Этого Ребровский уже не вынес.
— Тогда дайте жалобную книгу, — сказал он. — Я молча запишу туда все, что нужно.
Никто не ответил.
— Вы слышите? — повторил он.
Еще с раннего детства запомнилось это Ребровскому. Оно было всегда для него самым страшным: наказание отлучением от людей; никто с тобой не говорит — ни отец, ни мать, ни тетка, никто не слушает, никому ты не нужен. Все смотрят сквозь тебя… Беспомощность. Невыносимая беспомощность… И униженность…
— Нет, вы мне дадите книгу! — закричал Ребровский. — Обязаны!
Никто опять не ответил.
— Слышите? — крикнул он и сам удивился: до чего громкий голос. И красивого тембра.
И снова никакого ответа.
— Книгу! Книгу!
— Не орите!
— Буду орать! — Он помолчал и, отчаянно стукнув по прилавку, добавил: — И стучать!
— Хулиганите, гражданин, — сказал кто-то из очереди. — Милицию надо позвать.
— Работать мешаете, — сказал цыпленок. — Я вам все, как человеку, объяснила. Подойдет очередь, получите.
— Дайте книгу! — сорвавшимся, совсем не актерским голосом закричал Ребровский. — Я требую!
И снова застучал по прилавку.
— Вывести его, — сказали в очереди. — Псих ненормальный.
— Не псих, — вдруг жалобно произнес Ребровский. — А хочу, чтобы лучше было… Можем мы хоть чего-нибудь… Чтобы лучше?..
— Пьяный, наверно, — сказала служащая с другого конца прилавка. — Лучше захотел.
— Захотел… — тоскливо сказал Ребровский и снова закричал: — Дайте книгу!..
Он кричал, стучал по прилавку — было немного похоже на то, как вызывают полюбившегося актера. Он сам не знал, что с ним, но остановиться не мог.
Потом наконец вышла заведующая; были опять крики, взаимные оскорбления, угрозы вызвать милицию, сообщить на работу, в домоуправление. Книги он так и не получил и ушел, хлопнув дверью, пригрозив, сам не веря в свои слова, написать в газету… Пальто в чистку не сдал, просто забыл о нем — и с удивлением обнаружил его у себя на руке. Забыл и о спектакле, хотя шел в сторону театра, и вспомнил, что ему сейчас играть, только увидев городские часы.

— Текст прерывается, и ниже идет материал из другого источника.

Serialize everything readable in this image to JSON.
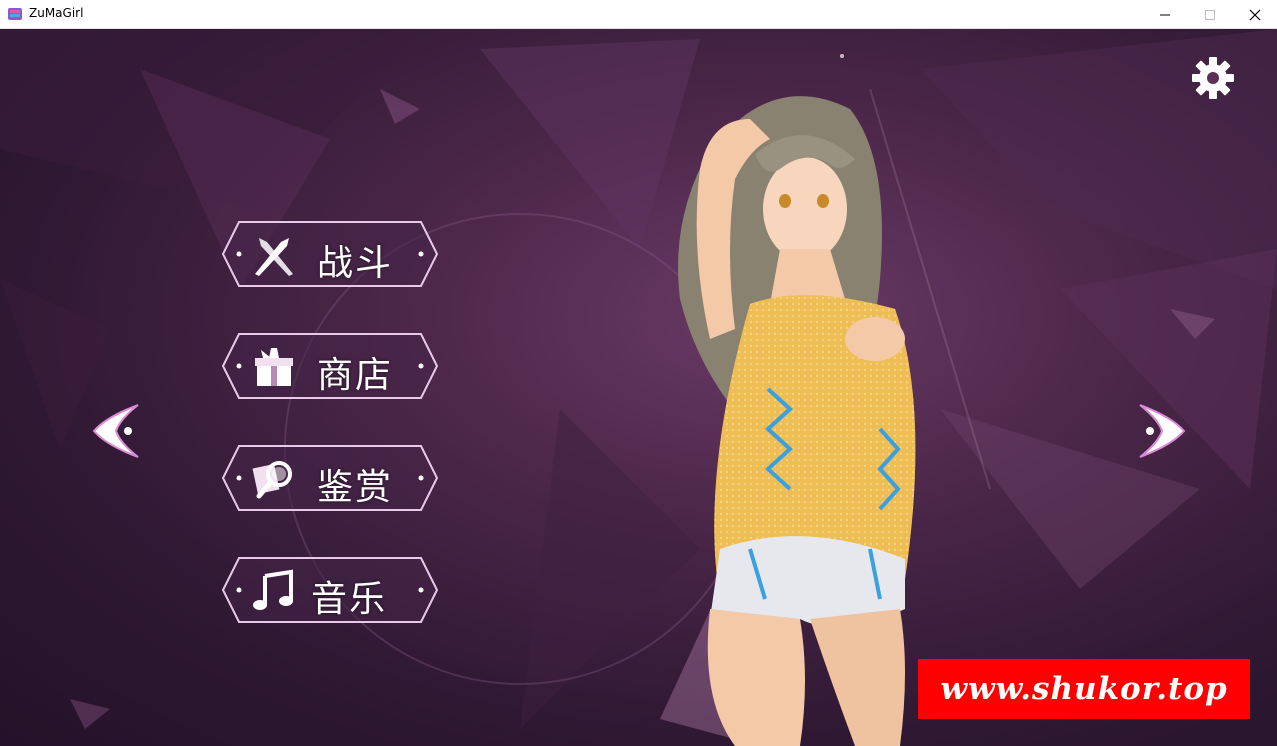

В гримерку вошел минут за двадцать до начала, бросил пальто на спинку свободного стула, снял пиджак, брюки, рубашку и сразу стал гримироваться.
— Продаешь пальтишко? — спросил Пинягин. — У портнихи задержался?.. Ничего она хоть? Блондинка?

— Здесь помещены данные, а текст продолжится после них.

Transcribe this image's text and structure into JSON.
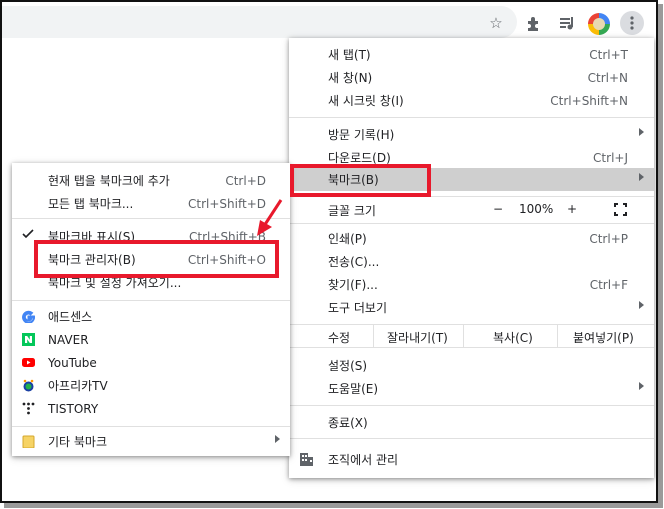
{
  "colors": {
    "highlight_box": "#e8192c",
    "hover_row": "#cfcfcf"
  },
  "toolbar": {
    "icons": [
      "star-icon",
      "extensions-icon",
      "reading-list-icon",
      "profile-avatar",
      "more-vert-icon"
    ]
  },
  "main_menu": {
    "items_top": [
      {
        "label": "새 탭(T)",
        "shortcut": "Ctrl+T"
      },
      {
        "label": "새 창(N)",
        "shortcut": "Ctrl+N"
      },
      {
        "label": "새 시크릿 창(I)",
        "shortcut": "Ctrl+Shift+N"
      }
    ],
    "items_history": [
      {
        "label": "방문 기록(H)",
        "shortcut": ""
      },
      {
        "label": "다운로드(D)",
        "shortcut": "Ctrl+J"
      },
      {
        "label": "북마크(B)",
        "shortcut": ""
      }
    ],
    "zoom": {
      "label": "글꼴 크기",
      "minus": "−",
      "value": "100%",
      "plus": "+"
    },
    "items_tools": [
      {
        "label": "인쇄(P)",
        "shortcut": "Ctrl+P"
      },
      {
        "label": "전송(C)...",
        "shortcut": ""
      },
      {
        "label": "찾기(F)...",
        "shortcut": "Ctrl+F"
      },
      {
        "label": "도구 더보기",
        "shortcut": ""
      }
    ],
    "edit": {
      "label": "수정",
      "cut": "잘라내기(T)",
      "copy": "복사(C)",
      "paste": "붙여넣기(P)"
    },
    "settings": "설정(S)",
    "help": "도움말(E)",
    "exit": "종료(X)",
    "managed": "조직에서 관리"
  },
  "bookmarks_menu": {
    "items_top": [
      {
        "label": "현재 탭을 북마크에 추가",
        "shortcut": "Ctrl+D"
      },
      {
        "label": "모든 탭 북마크...",
        "shortcut": "Ctrl+Shift+D"
      }
    ],
    "show_bar": {
      "label": "북마크바 표시(S)",
      "shortcut": "Ctrl+Shift+B",
      "checked": true
    },
    "manager": {
      "label": "북마크 관리자(B)",
      "shortcut": "Ctrl+Shift+O"
    },
    "import": {
      "label": "북마크 및 설정 가져오기..."
    },
    "bookmarks": [
      {
        "label": "애드센스",
        "icon": "google-icon"
      },
      {
        "label": "NAVER",
        "icon": "naver-icon"
      },
      {
        "label": "YouTube",
        "icon": "youtube-icon"
      },
      {
        "label": "아프리카TV",
        "icon": "afreecatv-icon"
      },
      {
        "label": "TISTORY",
        "icon": "tistory-icon"
      }
    ],
    "other": {
      "label": "기타 북마크",
      "icon": "folder-icon"
    }
  }
}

Ребровский не ответил. С треском раскрыл жестяную коробку из-под детских акварельных красок — в ней был грим, почти не глядя в зеркало, наложил общий тон, размазал по лицу губкой, потом заученным движением схватил растушевку, начал рисовать разводы и морщины; густо запудрился и пошел мыть руки.
— Что? — как всегда, сказал ему Пинягин, когда Ребровский проходил возле его зеркала. — Меньше грима, больше мима, а?
Вернувшись, Ребровский стряхнул остатки пудры заячьей лапкой — купил по случаю с месяц назад у охотника, натянул парик и собрался было, как обычно, закричать зычным голосом: «Костюмера!», но осекся. Кричать не хотелось. И говорить тоже. Ни здесь, ни на сцене. Хотелось молчать, ни на кого не глядеть. И плакать — как в детстве, когда с ним никто не разговаривал.
Он молча пошел за костюмером, надел с его помощью игровой костюм, получил сегодняшний реквизит: шпагу, перстни, и вышел из грим-уборной.
Он стоял в коридоре и с отчаянием думал, что через какие-нибудь минуты надо выходить на сцену, говорить высокие слова, любить, умирать за любовь… Конечно, и раньше бывало: играл Ромео после очередного объяснения с Ритой или скандала с Галей, был совершенно простуженным Хлестаковым или Арбениным с похмелья… Чего не случалось! И тоже заставлял себя переступить через порог, за которым сцена — а на ней совершенно другая жизнь, и, войдя в нее, забываешь прежнюю.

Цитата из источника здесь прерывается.